Medical scans can trigger airport alarms for up to 30 days after

According to a new study, patients who have had medical scans should be warned that they could set off security alarms at airports for as long as a month afterwards.

The authors of the study are calling for information cards to be issued to people who have had scans involving radioisotopes, to decrease disruption as a result of the accidental alerts.

Apparently more than 18 million such diagnostic and therapeutic procedures are carried out each year.

Patients who have had radioisotopes in scans, involving the thyroid gland, bone, and blood flow to the heart muscle, as well as radioactive iodine therapy, are temporarily rendered radioactive, making them at risk of setting off radiation alarms.

A team of researchers at the Royal Brompton Hospital in London, have highlighted the case of a 55-year-old commercial pilot who had had a heart scan using a radioisotope of the element thallium.

He travelled to Moscow two days later as a crew member, but triggered radiation detector alarms going through customs and was subjected to extensive interrogation.

He was eventually released, but four days later the same thing happened again as he returned through the same airport.

Security officials eventually issued him with a special card to carry, which explained his risk of setting off alarms.
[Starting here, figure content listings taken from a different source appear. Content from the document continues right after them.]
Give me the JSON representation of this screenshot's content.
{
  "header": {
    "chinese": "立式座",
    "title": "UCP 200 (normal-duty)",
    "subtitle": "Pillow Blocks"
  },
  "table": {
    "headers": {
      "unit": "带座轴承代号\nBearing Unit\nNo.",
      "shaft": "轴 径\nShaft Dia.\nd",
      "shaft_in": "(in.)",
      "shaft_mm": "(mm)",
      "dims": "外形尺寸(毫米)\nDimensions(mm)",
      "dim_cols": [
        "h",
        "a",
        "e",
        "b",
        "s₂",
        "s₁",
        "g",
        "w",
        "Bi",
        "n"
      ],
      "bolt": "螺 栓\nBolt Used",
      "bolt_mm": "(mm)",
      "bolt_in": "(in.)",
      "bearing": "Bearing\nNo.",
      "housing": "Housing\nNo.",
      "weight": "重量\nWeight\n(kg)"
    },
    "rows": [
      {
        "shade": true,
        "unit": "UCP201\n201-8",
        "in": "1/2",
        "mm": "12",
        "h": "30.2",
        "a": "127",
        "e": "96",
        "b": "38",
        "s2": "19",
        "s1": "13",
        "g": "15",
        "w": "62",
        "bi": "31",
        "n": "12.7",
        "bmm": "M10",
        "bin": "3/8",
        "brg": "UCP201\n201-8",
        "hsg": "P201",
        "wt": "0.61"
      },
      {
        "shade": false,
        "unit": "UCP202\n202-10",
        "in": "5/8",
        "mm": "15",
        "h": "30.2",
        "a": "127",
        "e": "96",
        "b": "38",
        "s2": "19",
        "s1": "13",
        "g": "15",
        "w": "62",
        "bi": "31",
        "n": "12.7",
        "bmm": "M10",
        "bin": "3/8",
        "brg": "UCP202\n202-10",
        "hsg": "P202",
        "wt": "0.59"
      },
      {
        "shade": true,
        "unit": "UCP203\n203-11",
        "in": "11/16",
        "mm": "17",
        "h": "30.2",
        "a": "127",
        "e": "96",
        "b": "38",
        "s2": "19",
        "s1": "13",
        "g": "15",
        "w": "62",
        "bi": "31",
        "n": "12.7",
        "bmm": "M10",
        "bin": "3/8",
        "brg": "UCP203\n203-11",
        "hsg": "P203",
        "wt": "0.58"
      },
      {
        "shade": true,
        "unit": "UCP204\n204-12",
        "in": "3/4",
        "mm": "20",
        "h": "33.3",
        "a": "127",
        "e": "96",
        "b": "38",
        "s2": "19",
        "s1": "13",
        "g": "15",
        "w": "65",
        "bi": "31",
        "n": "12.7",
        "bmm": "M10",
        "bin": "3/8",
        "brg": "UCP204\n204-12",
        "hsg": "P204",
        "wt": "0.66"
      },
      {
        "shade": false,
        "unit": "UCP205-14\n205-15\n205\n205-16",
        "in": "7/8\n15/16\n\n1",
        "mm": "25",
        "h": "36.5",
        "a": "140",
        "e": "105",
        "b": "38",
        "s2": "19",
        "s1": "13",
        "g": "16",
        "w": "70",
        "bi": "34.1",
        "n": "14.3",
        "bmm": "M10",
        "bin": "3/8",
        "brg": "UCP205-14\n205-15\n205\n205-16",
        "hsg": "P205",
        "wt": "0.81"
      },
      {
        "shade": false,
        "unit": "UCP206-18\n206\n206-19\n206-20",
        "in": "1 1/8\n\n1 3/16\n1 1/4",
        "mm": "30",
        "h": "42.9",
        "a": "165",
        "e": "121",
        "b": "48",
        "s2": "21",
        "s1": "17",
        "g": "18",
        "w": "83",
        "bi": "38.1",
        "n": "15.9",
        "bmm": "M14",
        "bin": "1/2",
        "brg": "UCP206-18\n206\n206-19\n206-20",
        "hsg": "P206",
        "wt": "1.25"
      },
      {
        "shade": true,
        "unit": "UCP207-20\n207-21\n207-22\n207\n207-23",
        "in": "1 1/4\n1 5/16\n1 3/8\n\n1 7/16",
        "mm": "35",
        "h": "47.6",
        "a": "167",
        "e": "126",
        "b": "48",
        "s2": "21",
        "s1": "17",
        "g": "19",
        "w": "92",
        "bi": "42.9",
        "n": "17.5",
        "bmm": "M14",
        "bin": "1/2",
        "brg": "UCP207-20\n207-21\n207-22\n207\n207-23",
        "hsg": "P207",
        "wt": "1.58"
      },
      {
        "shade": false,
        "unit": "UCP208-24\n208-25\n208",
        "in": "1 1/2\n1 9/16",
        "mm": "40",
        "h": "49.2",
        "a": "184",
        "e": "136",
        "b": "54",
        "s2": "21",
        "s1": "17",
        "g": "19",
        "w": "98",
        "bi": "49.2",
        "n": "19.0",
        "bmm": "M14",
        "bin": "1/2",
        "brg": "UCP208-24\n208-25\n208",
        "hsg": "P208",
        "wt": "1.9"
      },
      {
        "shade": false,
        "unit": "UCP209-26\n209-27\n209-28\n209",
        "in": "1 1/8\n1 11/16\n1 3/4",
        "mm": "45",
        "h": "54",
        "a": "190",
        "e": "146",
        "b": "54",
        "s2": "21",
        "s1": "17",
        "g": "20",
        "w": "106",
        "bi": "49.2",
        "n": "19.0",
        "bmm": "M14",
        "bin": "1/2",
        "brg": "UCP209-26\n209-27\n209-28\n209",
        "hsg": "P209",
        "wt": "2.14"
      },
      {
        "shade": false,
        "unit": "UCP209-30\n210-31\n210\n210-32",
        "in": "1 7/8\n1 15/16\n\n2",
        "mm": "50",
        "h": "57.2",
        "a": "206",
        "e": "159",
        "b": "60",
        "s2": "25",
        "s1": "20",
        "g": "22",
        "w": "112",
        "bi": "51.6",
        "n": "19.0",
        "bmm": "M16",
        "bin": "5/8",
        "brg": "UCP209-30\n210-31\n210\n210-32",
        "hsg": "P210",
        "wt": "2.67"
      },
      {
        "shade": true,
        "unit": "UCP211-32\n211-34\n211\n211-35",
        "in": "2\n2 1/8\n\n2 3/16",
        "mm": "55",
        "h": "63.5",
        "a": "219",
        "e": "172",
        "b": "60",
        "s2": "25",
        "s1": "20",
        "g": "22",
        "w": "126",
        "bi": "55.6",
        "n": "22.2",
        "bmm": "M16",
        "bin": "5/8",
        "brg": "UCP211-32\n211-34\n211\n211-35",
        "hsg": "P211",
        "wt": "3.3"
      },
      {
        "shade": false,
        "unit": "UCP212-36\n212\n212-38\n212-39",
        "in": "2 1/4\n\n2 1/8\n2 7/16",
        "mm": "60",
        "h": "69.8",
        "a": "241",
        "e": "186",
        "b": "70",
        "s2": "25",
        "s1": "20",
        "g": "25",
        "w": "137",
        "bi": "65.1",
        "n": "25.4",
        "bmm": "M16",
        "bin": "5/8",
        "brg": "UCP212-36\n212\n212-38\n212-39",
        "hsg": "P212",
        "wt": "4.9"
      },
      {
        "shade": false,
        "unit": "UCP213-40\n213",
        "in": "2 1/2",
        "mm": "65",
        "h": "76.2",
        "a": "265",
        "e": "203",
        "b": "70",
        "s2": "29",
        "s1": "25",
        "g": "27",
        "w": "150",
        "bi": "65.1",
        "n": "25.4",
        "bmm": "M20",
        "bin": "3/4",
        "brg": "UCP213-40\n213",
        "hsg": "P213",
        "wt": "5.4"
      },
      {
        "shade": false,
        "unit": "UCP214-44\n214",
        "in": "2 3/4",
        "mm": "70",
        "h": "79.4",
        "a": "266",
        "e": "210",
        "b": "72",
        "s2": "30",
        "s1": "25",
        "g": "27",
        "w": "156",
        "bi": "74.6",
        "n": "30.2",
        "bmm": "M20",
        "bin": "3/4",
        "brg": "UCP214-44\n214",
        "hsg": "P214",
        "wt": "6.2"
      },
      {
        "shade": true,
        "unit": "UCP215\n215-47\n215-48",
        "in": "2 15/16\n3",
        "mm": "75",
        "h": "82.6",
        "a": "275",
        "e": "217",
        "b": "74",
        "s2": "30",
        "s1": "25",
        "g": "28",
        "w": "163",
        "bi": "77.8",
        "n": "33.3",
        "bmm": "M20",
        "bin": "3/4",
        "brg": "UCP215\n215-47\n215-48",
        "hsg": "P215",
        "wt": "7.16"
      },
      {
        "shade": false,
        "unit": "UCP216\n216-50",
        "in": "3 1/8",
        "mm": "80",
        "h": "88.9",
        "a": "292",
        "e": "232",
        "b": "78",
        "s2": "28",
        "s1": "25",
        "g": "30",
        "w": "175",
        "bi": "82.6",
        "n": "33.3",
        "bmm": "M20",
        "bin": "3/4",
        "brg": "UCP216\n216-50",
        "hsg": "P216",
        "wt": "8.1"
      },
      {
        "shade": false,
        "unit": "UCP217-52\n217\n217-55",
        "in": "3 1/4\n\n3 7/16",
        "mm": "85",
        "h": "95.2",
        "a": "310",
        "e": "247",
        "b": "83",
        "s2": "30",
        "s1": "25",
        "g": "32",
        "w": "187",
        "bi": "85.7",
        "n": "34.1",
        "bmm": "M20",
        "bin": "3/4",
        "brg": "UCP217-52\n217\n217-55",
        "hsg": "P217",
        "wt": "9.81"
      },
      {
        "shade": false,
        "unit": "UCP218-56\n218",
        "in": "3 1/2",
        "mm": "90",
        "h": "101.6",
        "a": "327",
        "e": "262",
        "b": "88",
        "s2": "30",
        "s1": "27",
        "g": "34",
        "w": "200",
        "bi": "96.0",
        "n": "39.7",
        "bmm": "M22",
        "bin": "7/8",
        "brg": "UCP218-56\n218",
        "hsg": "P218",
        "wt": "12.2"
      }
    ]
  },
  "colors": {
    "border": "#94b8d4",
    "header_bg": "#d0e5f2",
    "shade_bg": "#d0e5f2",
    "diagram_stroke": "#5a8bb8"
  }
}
Professor Richard Underwood says as stricter measures, and more sensitive radiation detection systems, are being deployed at airports worldwide, it is important to warn patients having had a thallium scan that they may trigger radiation detectors for up to 30 days.

Underwood feels that it should be standard practice to issue patients with an information card after diagnostic or therapeutic procedures involving radioisotopes.

The card should state the date and place of the procedure, the radioisotope used and its half-life, potential duration of radioactive emissions from the patient, and details on who to contact for verification if necessary.

This he says, would lessen the impact of such false alarms and avoid unnecessary interrogations by airport security personnel.

The study is published in the Lancet.